January 29th Midweek Gold Market Update

Gold is up sharply in the early morning hours of Wednesday while silver too is posting gains. Safe-haven demand for precious metals has seen a visible boost over the last few days, something that can be directly linked to the very real possibility that the Fed will make another tapering announcement later this afternoon. Emerging currencies have been under a lot of pressure this week and in order to ease the nerves of the marketplace both the Turkish and Indian central banks raised their key interest rates.

Investors will continue to hold steady as they await the conclusion of today’s FOMC policy meeting.

Periphery Currencies Striving for Balance

So far this week has been a fairly interesting one, with gold hitting 9-month highs on Monday while periphery currencies and world equities suffered. Things more or less corrected themselves on Tuesday, but the pressure on emerging market currencies is still hanging around. After Monday’s large sell off of the Turkish lira and the Indian rupee, both countries’ central banks convened for emergency policy meetings.

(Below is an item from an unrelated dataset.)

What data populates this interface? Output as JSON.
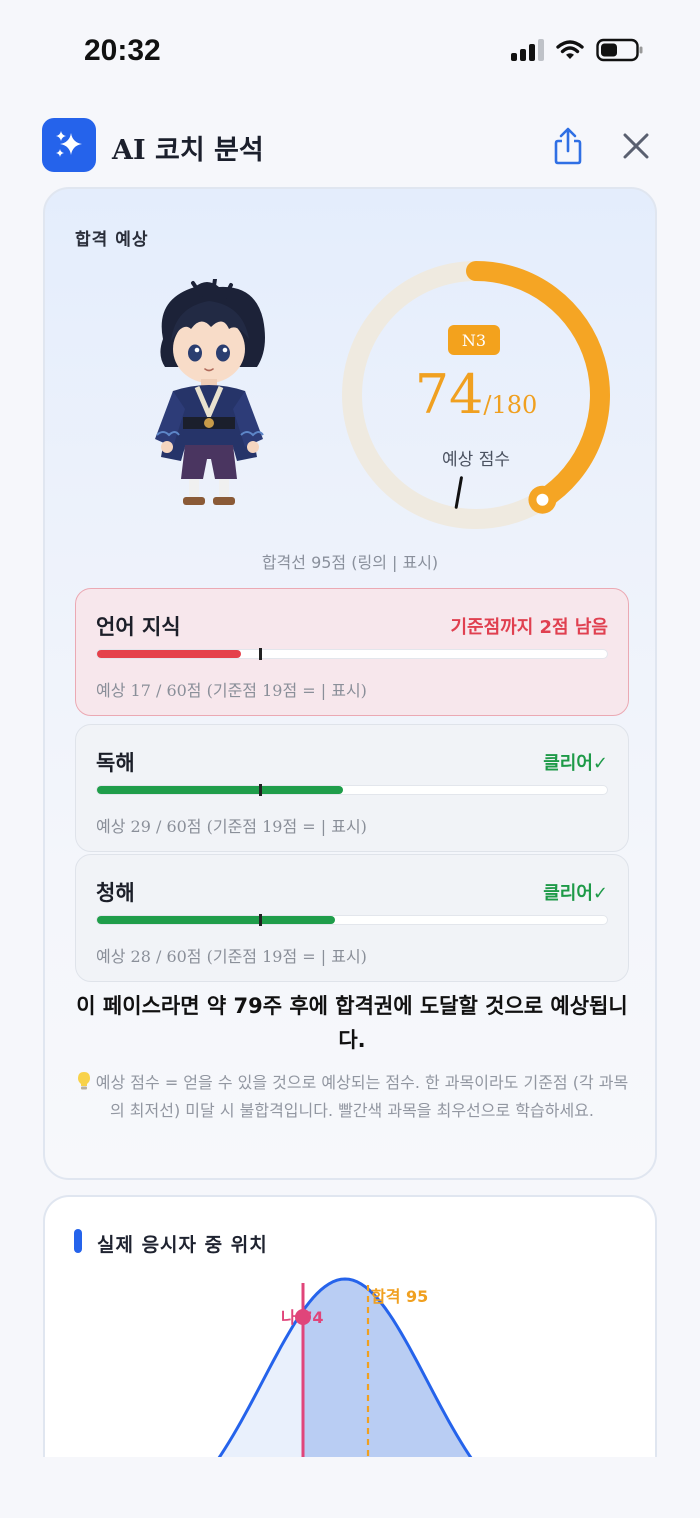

In the early morning hours of today it was announced that both central banks decided to raise their key interest rates. Turkish officials made a severe change to the nation’s lending rate, pushing it up by a staggering 12%. Indian officials also raised their key lending rate, but not by the margins seen in Turkey. Both of these moves were made in an effort to fight off rising inflation. For the moment, it seems as though the raising of lending rates has eased the somewhat tense emerging markets, but with the FOMC meeting concluding this afternoon that all could change in the blink of an eye.

Equities Continuing to Feel Pressure

Emerging market currencies are not the only ones feeling pressure as of late seen in the recently large sell off of equities in Europe, Asia, and the US. Following the lead of US stocks last Friday, European and Asian markets kicked off this week posting major losses as profit-taking from the recent bullish stock market run was abounding. Now, as these same markets have become more stable, the fear is that further reduction to the US’ Quantitative Easing monetary policy as well as recently poor Chinese economic data will translate into liquidity problems across the globe.

For this reason, all eyes will be on the FOMC this afternoon as they address the public in the wake of their most recent policy meeting. At this juncture a large majority of the marketplace is anticipating that the Fed will announce another $10 billion reduction to its monthly bond-buying policy. If this expectation comes to fruition QE will have been reduced from $85 billion in bond purchases per month to $65 billion in barely more than a month’s time.